By Canon Gerry Conroy
There is an old Italian proverb that says, ‘you catch more flies with honey than with vinegar.’ It came to mind when I read that first reading from Sunday’s Mass. There it seems to be that God had decided to change his approach to dealing with his people. Instead of working great wonders that showed his power with acts of violence, he was going to work great wonders that showed his power with acts of kindness.
In violent times, in times of war and oppression, we all want to think that God is on our side and will help us get victory over the evil people that oppress us; after all it is about our freedom and getting justice and God surely also wants that and if violence is the only way left to us to get it, then violence it has to be. There are times for most people, I suspect, when violence still surges up from our stomachs in response to some wrong that has been done to us, when anger at some injustice requires a response from us. It is a sign of growing human maturity, I think, that we recognise that violence is not always the answer, perhaps even that violence is never the best answer.
The first reading reveals the Prophet Isaiah to have come to that stage of maturity, that we now take for granted: he wants to stop ascribing to God the violence that so marked a long tradition in Israel’s understanding of God as a mighty warrior.

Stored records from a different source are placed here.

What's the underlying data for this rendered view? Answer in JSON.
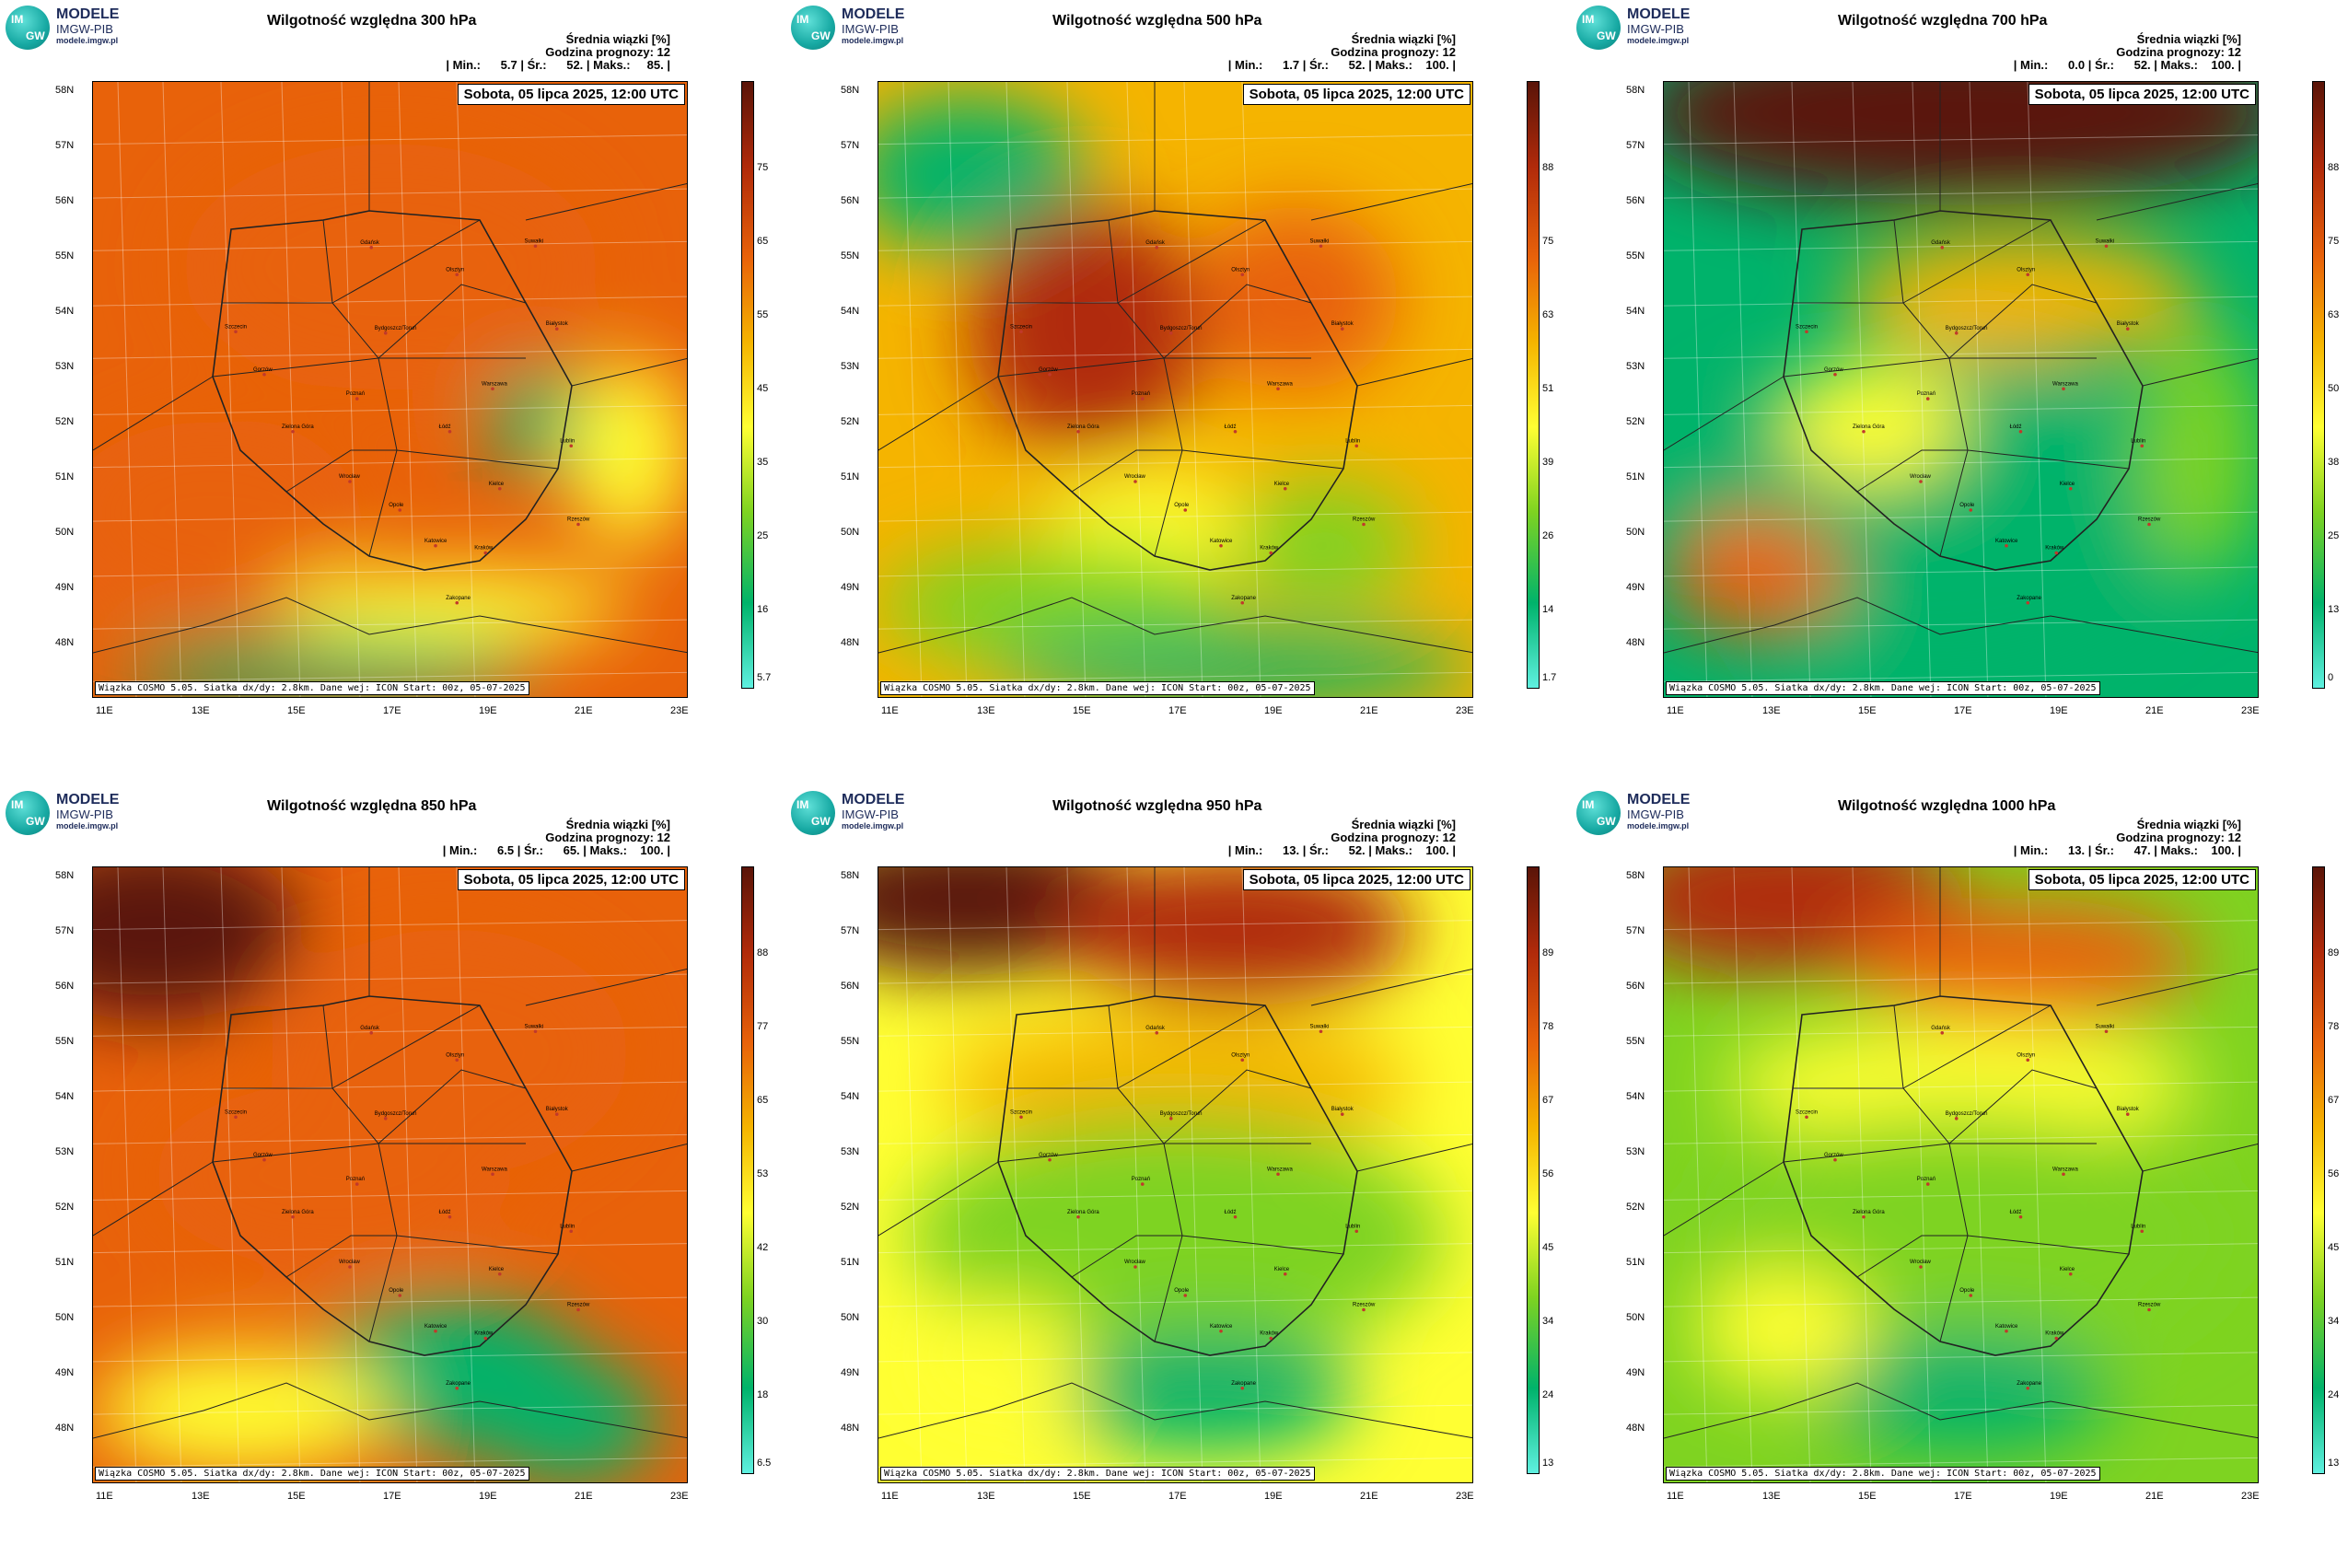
{
  "logo": {
    "mark_top": "IM",
    "mark_bottom": "GW",
    "line1": "MODELE",
    "line2": "IMGW-PIB",
    "line3": "modele.imgw.pl"
  },
  "common": {
    "header1": "Średnia wiązki [%]",
    "header2": "Godzina prognozy: 12",
    "date": "Sobota, 05 lipca 2025, 12:00 UTC",
    "info": "Wiązka COSMO 5.05. Siatka dx/dy: 2.8km. Dane wej: ICON Start: 00z, 05-07-2025",
    "lat_labels": [
      "58N",
      "57N",
      "56N",
      "55N",
      "54N",
      "53N",
      "52N",
      "51N",
      "50N",
      "49N",
      "48N"
    ],
    "lon_labels": [
      "11E",
      "13E",
      "15E",
      "17E",
      "19E",
      "21E",
      "23E"
    ]
  },
  "panels": [
    {
      "title": "Wilgotność względna 300 hPa",
      "stats": "| Min.:      5.7 | Śr.:      52. | Maks.:     85. |",
      "min": 5.7,
      "mean": 52,
      "max": 85,
      "ticks": [
        "75",
        "65",
        "55",
        "45",
        "35",
        "25",
        "16",
        "5.7"
      ]
    },
    {
      "title": "Wilgotność względna 500 hPa",
      "stats": "| Min.:      1.7 | Śr.:      52. | Maks.:    100. |",
      "min": 1.7,
      "mean": 52,
      "max": 100,
      "ticks": [
        "88",
        "75",
        "63",
        "51",
        "39",
        "26",
        "14",
        "1.7"
      ]
    },
    {
      "title": "Wilgotność względna 700 hPa",
      "stats": "| Min.:      0.0 | Śr.:      52. | Maks.:    100. |",
      "min": 0.0,
      "mean": 52,
      "max": 100,
      "ticks": [
        "88",
        "75",
        "63",
        "50",
        "38",
        "25",
        "13",
        "0"
      ]
    },
    {
      "title": "Wilgotność względna 850 hPa",
      "stats": "| Min.:      6.5 | Śr.:      65. | Maks.:    100. |",
      "min": 6.5,
      "mean": 65,
      "max": 100,
      "ticks": [
        "88",
        "77",
        "65",
        "53",
        "42",
        "30",
        "18",
        "6.5"
      ]
    },
    {
      "title": "Wilgotność względna 950 hPa",
      "stats": "| Min.:      13. | Śr.:      52. | Maks.:    100. |",
      "min": 13,
      "mean": 52,
      "max": 100,
      "ticks": [
        "89",
        "78",
        "67",
        "56",
        "45",
        "34",
        "24",
        "13"
      ]
    },
    {
      "title": "Wilgotność względna 1000 hPa",
      "stats": "| Min.:      13. | Śr.:      47. | Maks.:    100. |",
      "min": 13,
      "mean": 47,
      "max": 100,
      "ticks": [
        "89",
        "78",
        "67",
        "56",
        "45",
        "34",
        "24",
        "13"
      ]
    }
  ],
  "cities": [
    "Gdańsk",
    "Olsztyn",
    "Suwałki",
    "Szczecin",
    "Bydgoszcz/Toruń",
    "Białystok",
    "Gorzów",
    "Poznań",
    "Warszawa",
    "Zielona Góra",
    "Łódź",
    "Lublin",
    "Wrocław",
    "Opole",
    "Kielce",
    "Rzeszów",
    "Katowice",
    "Kraków",
    "Zakopane"
  ],
  "colors": {
    "scale": [
      "#5ff0e0",
      "#00b36b",
      "#7ed321",
      "#ffff33",
      "#f5b400",
      "#e8620a",
      "#b02a0a",
      "#5a1408"
    ],
    "border": "#222222",
    "city": "#c0392b"
  }
}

But if God’s majesty is not revealed in power to smite enemies, where is it revealed?
Perhaps that is also the point of the Gospel; his power is revealed in his mercy and compassion; it is revealed in the change of heart that he can bring about in people, turning violent hearts into hearts filled with compassion and mercy. I must say that looking at today’s world that would indeed be a greater miracle than bringing a powerful enemy to its knees.
St Paul is certainly an example of that power of God to change a person’s life: from being a fierce and violent opponent of Christ and his church to saying that nothing is more important to him than knowing Christ, that is as spectacular as persuading a mob intent on stoning the woman caught in adultery to put down their stones and walk away.
When you look at photographs of certain types of crowds protesting at some perceived wrong and see the
anger twisting their faces you can begin to grasp how difficult a thing it is to bring about a change. I confess that at times I wonder if there is more of the demonic in some protests than anything else, so twisted in anger are the faces of some people.
Is it not this anger and hate, this division amongst us, that is so opposed to the mercy and forgiveness of God that is the poison that spawns the violence in the first place? The Bible gives us this interesting insight into our human condition in the story of Original Sin with Adam and Eve. In its reflection on sin it tells us that the result is alienation: Adam and Eve are uncomfortable with one another, uncomfortable with God, uncomfortable even in their own skin. They can no longer enjoy in innocence the gifts of God; jealousy and anger and fear and shame now rise in our hearts and spoil what was once unspoilt.
That would truly be a great wonder; if God could show us His power by restoring to us a joy unspoilt by our sins; it would be much better than any show of power involving a violence that would force peace on us, persuading us to reject the disobedience of Adam and Eve and opt instead for mercy and forgiveness.
Is mercy and forgiveness really so powerful that it could achieve that? Perhaps we first need to pray that we will have the courage to try it.